TSrepr: Time series representations in a use case

In this vignette (tutorial), I will show you one use case to use time series representations effectively. This use case is clustering of time series and it will be clustering of consumers of electricity load.

Clustering of time series representations

By clustering of consumers of electricity load, we can extract typical load profiles, improve the accuracy of consequent electricity consumption forecasting, detect anomalies or monitor a whole smart grid (grid of consumers) (Laurinec et al. (2016), Laurinec and Lucká (2016), Laurinec and Lucká (2018)). I will show you the first use case, the extraction of typical electricity load profiles by K-means clustering method.

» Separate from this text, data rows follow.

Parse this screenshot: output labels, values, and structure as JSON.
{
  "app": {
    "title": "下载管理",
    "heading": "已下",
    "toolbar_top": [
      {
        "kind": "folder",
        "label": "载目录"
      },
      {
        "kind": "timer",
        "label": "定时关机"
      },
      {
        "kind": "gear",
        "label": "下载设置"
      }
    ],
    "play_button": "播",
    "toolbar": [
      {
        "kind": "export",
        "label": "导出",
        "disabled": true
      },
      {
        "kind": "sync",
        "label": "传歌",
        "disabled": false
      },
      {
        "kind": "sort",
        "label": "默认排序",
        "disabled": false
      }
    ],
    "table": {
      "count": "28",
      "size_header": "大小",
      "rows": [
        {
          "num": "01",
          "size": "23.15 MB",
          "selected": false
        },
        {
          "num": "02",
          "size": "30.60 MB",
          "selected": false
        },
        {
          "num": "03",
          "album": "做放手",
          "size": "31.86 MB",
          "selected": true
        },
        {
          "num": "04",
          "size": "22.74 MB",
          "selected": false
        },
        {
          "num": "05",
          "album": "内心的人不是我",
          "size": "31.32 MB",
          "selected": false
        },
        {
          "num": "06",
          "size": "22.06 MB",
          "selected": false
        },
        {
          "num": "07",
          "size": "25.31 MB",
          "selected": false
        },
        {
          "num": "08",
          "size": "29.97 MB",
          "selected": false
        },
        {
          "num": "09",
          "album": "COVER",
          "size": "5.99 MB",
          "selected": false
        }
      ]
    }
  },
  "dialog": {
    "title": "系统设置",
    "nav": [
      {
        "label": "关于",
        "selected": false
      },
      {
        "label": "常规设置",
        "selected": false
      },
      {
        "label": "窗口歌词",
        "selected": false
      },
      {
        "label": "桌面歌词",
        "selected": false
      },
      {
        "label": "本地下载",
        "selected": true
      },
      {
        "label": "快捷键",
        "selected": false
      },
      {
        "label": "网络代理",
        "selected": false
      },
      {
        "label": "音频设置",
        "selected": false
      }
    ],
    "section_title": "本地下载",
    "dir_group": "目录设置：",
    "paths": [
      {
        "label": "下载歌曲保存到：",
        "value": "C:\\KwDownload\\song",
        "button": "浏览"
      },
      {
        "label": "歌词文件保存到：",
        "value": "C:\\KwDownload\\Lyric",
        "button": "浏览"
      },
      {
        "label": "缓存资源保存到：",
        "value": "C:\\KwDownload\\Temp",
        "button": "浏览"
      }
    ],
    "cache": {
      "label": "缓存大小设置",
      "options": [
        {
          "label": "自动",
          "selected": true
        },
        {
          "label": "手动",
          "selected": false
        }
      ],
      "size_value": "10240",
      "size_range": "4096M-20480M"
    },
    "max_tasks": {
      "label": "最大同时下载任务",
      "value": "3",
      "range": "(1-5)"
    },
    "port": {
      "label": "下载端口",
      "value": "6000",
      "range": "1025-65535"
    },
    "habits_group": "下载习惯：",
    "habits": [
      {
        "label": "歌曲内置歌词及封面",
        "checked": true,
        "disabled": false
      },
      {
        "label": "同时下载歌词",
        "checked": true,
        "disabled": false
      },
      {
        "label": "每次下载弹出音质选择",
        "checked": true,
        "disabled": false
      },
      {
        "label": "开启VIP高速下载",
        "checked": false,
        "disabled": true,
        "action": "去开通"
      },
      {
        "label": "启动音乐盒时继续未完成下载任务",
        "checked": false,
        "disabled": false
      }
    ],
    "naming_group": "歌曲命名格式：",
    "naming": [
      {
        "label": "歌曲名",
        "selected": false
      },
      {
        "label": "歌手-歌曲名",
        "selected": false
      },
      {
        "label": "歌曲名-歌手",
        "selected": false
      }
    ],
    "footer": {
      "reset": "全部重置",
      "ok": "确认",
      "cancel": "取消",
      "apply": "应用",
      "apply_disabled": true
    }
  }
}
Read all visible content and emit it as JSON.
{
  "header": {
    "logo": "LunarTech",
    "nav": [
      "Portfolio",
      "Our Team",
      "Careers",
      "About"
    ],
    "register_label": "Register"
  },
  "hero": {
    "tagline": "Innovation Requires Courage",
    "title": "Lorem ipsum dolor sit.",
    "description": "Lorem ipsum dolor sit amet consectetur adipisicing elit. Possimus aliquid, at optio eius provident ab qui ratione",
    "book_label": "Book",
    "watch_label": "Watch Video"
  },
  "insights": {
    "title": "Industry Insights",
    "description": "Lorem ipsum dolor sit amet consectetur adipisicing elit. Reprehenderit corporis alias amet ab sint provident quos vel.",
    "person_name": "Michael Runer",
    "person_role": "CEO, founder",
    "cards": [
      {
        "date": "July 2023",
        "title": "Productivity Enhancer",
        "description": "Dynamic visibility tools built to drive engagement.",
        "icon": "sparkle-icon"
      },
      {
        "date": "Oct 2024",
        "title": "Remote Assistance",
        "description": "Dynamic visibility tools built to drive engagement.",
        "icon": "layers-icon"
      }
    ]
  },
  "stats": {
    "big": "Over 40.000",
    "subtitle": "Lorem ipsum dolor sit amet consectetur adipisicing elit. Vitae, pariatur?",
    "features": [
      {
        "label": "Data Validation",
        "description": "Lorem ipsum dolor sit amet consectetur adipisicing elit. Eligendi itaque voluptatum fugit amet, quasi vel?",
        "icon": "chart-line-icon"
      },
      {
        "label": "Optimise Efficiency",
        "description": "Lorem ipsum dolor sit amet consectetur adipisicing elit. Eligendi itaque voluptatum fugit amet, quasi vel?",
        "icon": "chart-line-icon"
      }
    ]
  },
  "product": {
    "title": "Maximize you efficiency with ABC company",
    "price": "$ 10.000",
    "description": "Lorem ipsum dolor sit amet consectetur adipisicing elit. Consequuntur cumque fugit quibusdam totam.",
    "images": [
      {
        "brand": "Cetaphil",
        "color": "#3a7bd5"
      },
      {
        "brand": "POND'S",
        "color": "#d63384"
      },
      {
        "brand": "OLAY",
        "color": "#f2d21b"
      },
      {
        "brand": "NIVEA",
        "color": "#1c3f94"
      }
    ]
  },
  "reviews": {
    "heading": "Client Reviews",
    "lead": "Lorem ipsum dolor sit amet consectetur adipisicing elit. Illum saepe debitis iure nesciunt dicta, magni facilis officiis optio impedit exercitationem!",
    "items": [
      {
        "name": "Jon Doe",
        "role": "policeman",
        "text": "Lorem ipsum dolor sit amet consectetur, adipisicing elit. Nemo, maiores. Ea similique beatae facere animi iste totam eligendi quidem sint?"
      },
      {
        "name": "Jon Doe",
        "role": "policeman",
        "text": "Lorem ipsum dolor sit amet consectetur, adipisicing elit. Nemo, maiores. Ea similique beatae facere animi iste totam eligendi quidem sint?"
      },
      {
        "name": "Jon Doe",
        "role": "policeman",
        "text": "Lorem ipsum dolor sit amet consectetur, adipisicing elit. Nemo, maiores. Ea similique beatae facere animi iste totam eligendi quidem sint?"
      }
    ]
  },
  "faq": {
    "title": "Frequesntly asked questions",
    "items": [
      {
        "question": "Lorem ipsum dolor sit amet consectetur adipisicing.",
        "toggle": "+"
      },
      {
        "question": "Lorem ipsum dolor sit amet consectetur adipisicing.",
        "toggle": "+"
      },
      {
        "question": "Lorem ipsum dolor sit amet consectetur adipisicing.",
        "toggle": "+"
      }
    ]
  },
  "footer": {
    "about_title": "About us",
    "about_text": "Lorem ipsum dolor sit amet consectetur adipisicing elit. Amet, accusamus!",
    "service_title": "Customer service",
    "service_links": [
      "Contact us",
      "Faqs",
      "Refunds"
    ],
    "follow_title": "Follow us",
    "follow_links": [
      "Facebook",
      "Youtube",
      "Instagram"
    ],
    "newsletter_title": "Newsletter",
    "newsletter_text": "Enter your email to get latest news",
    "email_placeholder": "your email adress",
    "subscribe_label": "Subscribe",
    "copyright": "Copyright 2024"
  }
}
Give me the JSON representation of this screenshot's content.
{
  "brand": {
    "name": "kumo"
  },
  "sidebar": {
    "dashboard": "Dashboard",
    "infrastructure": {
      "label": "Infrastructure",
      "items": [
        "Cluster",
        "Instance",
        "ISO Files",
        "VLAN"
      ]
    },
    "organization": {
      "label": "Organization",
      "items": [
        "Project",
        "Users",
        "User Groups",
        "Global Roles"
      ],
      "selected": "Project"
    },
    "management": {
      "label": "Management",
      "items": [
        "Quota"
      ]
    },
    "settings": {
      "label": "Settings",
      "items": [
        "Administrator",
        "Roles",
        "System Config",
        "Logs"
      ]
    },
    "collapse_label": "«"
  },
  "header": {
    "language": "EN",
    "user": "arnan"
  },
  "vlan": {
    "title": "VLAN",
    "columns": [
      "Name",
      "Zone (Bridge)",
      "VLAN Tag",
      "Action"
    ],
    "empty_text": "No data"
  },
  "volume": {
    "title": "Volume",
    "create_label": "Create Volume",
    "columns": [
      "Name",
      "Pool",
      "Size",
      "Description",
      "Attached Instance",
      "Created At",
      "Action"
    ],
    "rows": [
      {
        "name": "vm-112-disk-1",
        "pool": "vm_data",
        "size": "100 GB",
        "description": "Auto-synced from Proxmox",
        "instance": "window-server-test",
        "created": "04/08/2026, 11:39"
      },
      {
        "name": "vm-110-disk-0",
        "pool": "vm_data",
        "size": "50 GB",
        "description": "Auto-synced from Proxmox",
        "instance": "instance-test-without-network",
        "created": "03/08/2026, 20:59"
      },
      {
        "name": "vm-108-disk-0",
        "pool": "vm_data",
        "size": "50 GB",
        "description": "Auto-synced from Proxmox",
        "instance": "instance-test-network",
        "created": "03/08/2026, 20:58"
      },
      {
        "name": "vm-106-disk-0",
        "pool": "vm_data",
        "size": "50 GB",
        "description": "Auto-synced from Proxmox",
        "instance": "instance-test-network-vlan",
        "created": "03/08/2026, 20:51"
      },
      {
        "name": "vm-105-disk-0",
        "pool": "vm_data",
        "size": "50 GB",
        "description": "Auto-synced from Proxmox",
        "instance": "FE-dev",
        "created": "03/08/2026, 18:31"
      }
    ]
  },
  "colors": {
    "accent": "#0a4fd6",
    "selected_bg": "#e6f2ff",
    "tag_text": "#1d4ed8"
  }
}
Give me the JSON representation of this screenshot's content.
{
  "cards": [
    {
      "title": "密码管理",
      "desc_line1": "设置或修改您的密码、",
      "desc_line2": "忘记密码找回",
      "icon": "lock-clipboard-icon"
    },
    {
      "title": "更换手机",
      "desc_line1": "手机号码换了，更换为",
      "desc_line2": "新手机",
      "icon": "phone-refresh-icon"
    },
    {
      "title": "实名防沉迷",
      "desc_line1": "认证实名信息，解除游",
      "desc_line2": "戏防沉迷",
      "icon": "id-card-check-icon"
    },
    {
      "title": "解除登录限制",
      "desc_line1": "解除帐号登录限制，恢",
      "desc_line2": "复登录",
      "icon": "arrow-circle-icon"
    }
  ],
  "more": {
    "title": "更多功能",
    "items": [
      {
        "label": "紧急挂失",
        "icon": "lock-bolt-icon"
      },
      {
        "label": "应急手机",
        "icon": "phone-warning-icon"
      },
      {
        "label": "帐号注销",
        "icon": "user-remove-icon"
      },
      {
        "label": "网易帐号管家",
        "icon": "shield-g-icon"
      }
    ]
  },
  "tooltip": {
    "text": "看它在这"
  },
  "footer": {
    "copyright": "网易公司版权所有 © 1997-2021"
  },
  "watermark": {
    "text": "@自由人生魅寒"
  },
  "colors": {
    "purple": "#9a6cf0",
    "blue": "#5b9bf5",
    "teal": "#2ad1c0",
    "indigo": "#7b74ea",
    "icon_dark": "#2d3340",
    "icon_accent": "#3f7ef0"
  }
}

Firstly, let’s load the required packages, data (elec_load) and return the dimensions of the dataset.

library(TSrepr)
library(ggplot2)
library(data.table)

data("elec_load")
dim(elec_load)

## [1]  50 672

There are 50 time series of length 672, specifically time series of length 2 weeks. It is obvious that dimensionality is too high and the curse of dimensionality can happen. For this reason, we have to reduce dimensionality in some way. One of the best approaches is to use time series representations in order to reduce dimensionality, reduce noise and emphasize the main characteristics of time series.

For double seasonal time series of electricity consumption (daily and weekly seasonality), the model-based representation approaches seem to have best ability to extract typical profiles. However, I will use some other representations too.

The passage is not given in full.